Tobalina et al. (2015) applied the aggregated approach to naphthalene-contaminated soil communities. An interesting aspect of that study was that the model was based on metaproteomics data, which implicitly accounts for regulation.

Cerqueda-García and Falcón (2016) applied the aggregated approach to study the metabolism of communities in microbial mats and microbialites (living carbonate rock structures similar to corals and stromatolites). Starting with metagenomic datasets, they reconstructed a metabolic network, and then used EMA to identify feasible pathways through this network for C and N assimilation. They identified a number of alternative CO₂ fixation pathways, which were not identified for these systems previously.

Strengths

• The FBA approach can directly utilize molecular data, genomics, transcriptomics, proteomics and metabolomics, from pure laboratory cultures and the environment (e.g., metagenomics) as long as annotations are available, which is increasingly the case.

• The approach is comprehensive in terms of functions and metabolites. This is likely to be increasingly useful, as recent observations from a number of environments suggest that bacteria have a high substrate specificity (Kindaichi et al., 2013; Salcher et al., 2013).
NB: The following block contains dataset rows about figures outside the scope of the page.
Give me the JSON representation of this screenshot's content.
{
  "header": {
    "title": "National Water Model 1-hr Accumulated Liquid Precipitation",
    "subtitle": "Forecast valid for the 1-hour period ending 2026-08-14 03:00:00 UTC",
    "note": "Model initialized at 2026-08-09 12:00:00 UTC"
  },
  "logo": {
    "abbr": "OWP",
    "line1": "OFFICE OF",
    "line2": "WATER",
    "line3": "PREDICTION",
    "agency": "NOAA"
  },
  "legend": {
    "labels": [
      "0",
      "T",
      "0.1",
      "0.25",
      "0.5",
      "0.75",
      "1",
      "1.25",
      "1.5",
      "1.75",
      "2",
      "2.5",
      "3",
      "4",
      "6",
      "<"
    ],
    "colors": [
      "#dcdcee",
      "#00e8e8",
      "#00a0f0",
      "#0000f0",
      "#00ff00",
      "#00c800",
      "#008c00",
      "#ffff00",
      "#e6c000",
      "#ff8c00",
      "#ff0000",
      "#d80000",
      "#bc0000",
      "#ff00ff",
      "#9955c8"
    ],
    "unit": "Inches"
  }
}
For example, when a freshwater community was presented with 14 radiolabeled low-molecular weight (LMW) organic substrates, the two most abundant microbes belonging to the Actinobacteria ac1 and Alphaproteobacteria LD12 tribes had no overlap in their substrate acquisition spectra. The concept of dissolved organic carbon (DOC) as a common currency for heterotrophic microbes is too simplistic. One of the main applications of FBA has been to understand complex substrate uptake patterns.

Weaknesses

• The directly linked and aggregated approaches assume the system to be in a steady-state. The environmentally coupled approach also assumes steady-state flux distributions during each time step, but flux distributions can change from time to time. For many cases this assumption will be sensible, but for others not. For example, planktonic bacteria experience a very heterogeneous nutrient regime and may experience nutrient patches with short durations (~60 s, Taylor and Stocker, 2012), comparable to the time required for gene expression, protein translation and maturation. Genome-scale models are being developed that go beyond steady-state metabolite fluxes (e.g., include dynamic transcript, protein and metabolite pools, Karr et al., 2012) and this technology will eventually be applied at the ecosystem scale.
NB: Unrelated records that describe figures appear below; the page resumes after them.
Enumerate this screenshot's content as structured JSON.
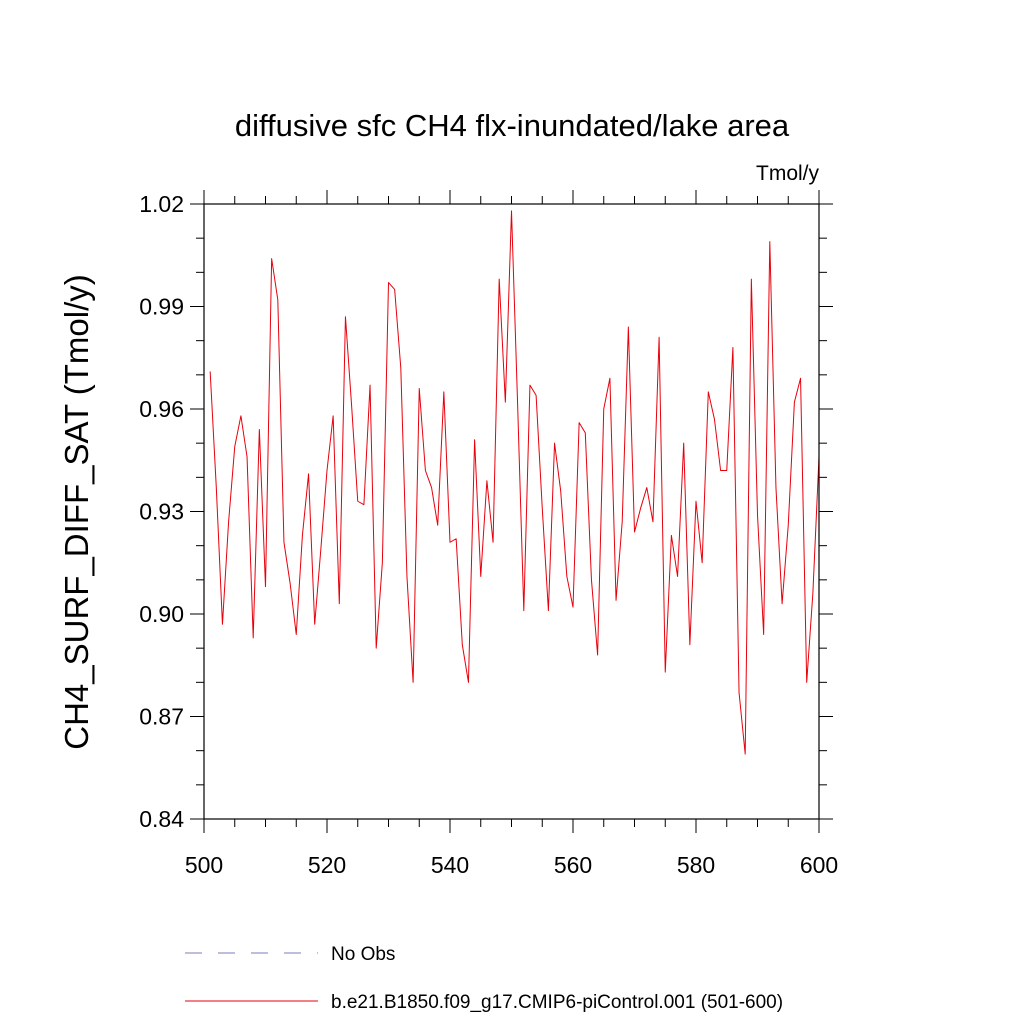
{
  "chart_data": {
    "type": "line",
    "title": "diffusive sfc CH4 flx-inundated/lake area",
    "units_label": "Tmol/y",
    "ylabel": "CH4_SURF_DIFF_SAT  (Tmol/y)",
    "xlabel": "",
    "xlim": [
      500,
      600
    ],
    "ylim": [
      0.84,
      1.02
    ],
    "xticks": [
      "500",
      "520",
      "540",
      "560",
      "580",
      "600"
    ],
    "yticks": [
      "0.84",
      "0.87",
      "0.90",
      "0.93",
      "0.96",
      "0.99",
      "1.02"
    ],
    "grid": false,
    "legend_position": "bottom-left",
    "series": [
      {
        "name": "b.e21.B1850.f09_g17.CMIP6-piControl.001 (501-600)",
        "color": "#e8000b",
        "style": "solid",
        "x": [
          501,
          502,
          503,
          504,
          505,
          506,
          507,
          508,
          509,
          510,
          511,
          512,
          513,
          514,
          515,
          516,
          517,
          518,
          519,
          520,
          521,
          522,
          523,
          524,
          525,
          526,
          527,
          528,
          529,
          530,
          531,
          532,
          533,
          534,
          535,
          536,
          537,
          538,
          539,
          540,
          541,
          542,
          543,
          544,
          545,
          546,
          547,
          548,
          549,
          550,
          551,
          552,
          553,
          554,
          555,
          556,
          557,
          558,
          559,
          560,
          561,
          562,
          563,
          564,
          565,
          566,
          567,
          568,
          569,
          570,
          571,
          572,
          573,
          574,
          575,
          576,
          577,
          578,
          579,
          580,
          581,
          582,
          583,
          584,
          585,
          586,
          587,
          588,
          589,
          590,
          591,
          592,
          593,
          594,
          595,
          596,
          597,
          598,
          599,
          600
        ],
        "y": [
          0.971,
          0.937,
          0.897,
          0.927,
          0.949,
          0.958,
          0.946,
          0.893,
          0.954,
          0.908,
          1.004,
          0.992,
          0.921,
          0.909,
          0.894,
          0.923,
          0.941,
          0.897,
          0.919,
          0.942,
          0.958,
          0.903,
          0.987,
          0.961,
          0.933,
          0.932,
          0.967,
          0.89,
          0.915,
          0.997,
          0.995,
          0.972,
          0.911,
          0.88,
          0.966,
          0.942,
          0.937,
          0.926,
          0.965,
          0.921,
          0.922,
          0.891,
          0.88,
          0.951,
          0.911,
          0.939,
          0.921,
          0.998,
          0.962,
          1.018,
          0.961,
          0.901,
          0.967,
          0.964,
          0.931,
          0.901,
          0.95,
          0.936,
          0.911,
          0.902,
          0.956,
          0.953,
          0.91,
          0.888,
          0.96,
          0.969,
          0.904,
          0.927,
          0.984,
          0.924,
          0.931,
          0.937,
          0.927,
          0.981,
          0.883,
          0.923,
          0.911,
          0.95,
          0.891,
          0.933,
          0.915,
          0.965,
          0.957,
          0.942,
          0.942,
          0.978,
          0.877,
          0.859,
          0.998,
          0.929,
          0.894,
          1.009,
          0.937,
          0.903,
          0.926,
          0.962,
          0.969,
          0.88,
          0.906,
          0.946
        ]
      }
    ],
    "legend": [
      {
        "label": "No Obs",
        "color": "#7b7bbd",
        "style": "dashed"
      },
      {
        "label": "b.e21.B1850.f09_g17.CMIP6-piControl.001 (501-600)",
        "color": "#e8000b",
        "style": "solid"
      }
    ]
  }
}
• It is not always clear what objective function should be used to optimize the flux distribution (Schuster et al., 2008). Maximization of biomass production seems like a good choice from a biotechnological perspective. However, there are cases where it is advantageous to divert production away from biomass, including to storage products, toxins or EPS (Merino et al., 2015), which may conflict with the biomass objective. Moreover, in a well-mixed, stable environment, specific growth rate will likely be maximized by natural selection while in a spatially structured environment such as a biofilm, the biomass yield is likely to be maximized by natural selection (Kreft, 2004).
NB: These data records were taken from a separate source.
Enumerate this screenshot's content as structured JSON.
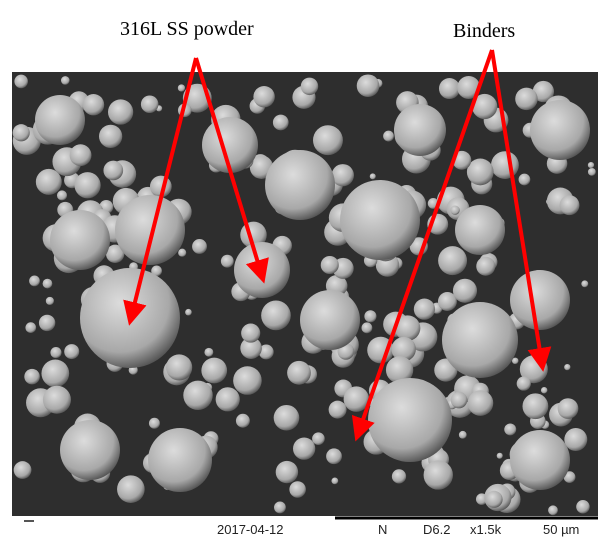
{
  "annotations": {
    "powder": "316L SS powder",
    "binders": "Binders"
  },
  "footer": {
    "date": "2017-04-12",
    "mode": "N",
    "distance": "D6.2",
    "magnification": "x1.5k",
    "scale": "50 µm"
  }
}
• The approach typically entails specifying a biomass composition, and commonly this is applied across different conditions. However, the biomass composition is known to change (Benyamini et al., 2010).

• Growth dilution of metabolites, other than the ones used in the growth equation (see above), is typically ignored (Benyamini et al., 2010). Specifically, there should be a “–μ x” on the right-hand side of Equation B1.1. Accounting for growth dilution is conceptually straightforward but it requires specifying the metabolite concentrations, which are not typically available at the genome scale. Metabolomics data can help to fill this gap, but this would be difficult for all metabolites, times and locations in the model and impossible for prediction simulations. Another hurdle is the computational cost. The metabolite dilution FBA (MD-FBA) model of Benyamini et al. (2010) uses mixed-integer linear programming (MILP, vs. LP used by FBA), which is computationally more demanding than LP. This limitation may be especially important for applications that require solutions for multiple species, times and locations.

• The approach does not account for individual heterogeneity (see Part 2).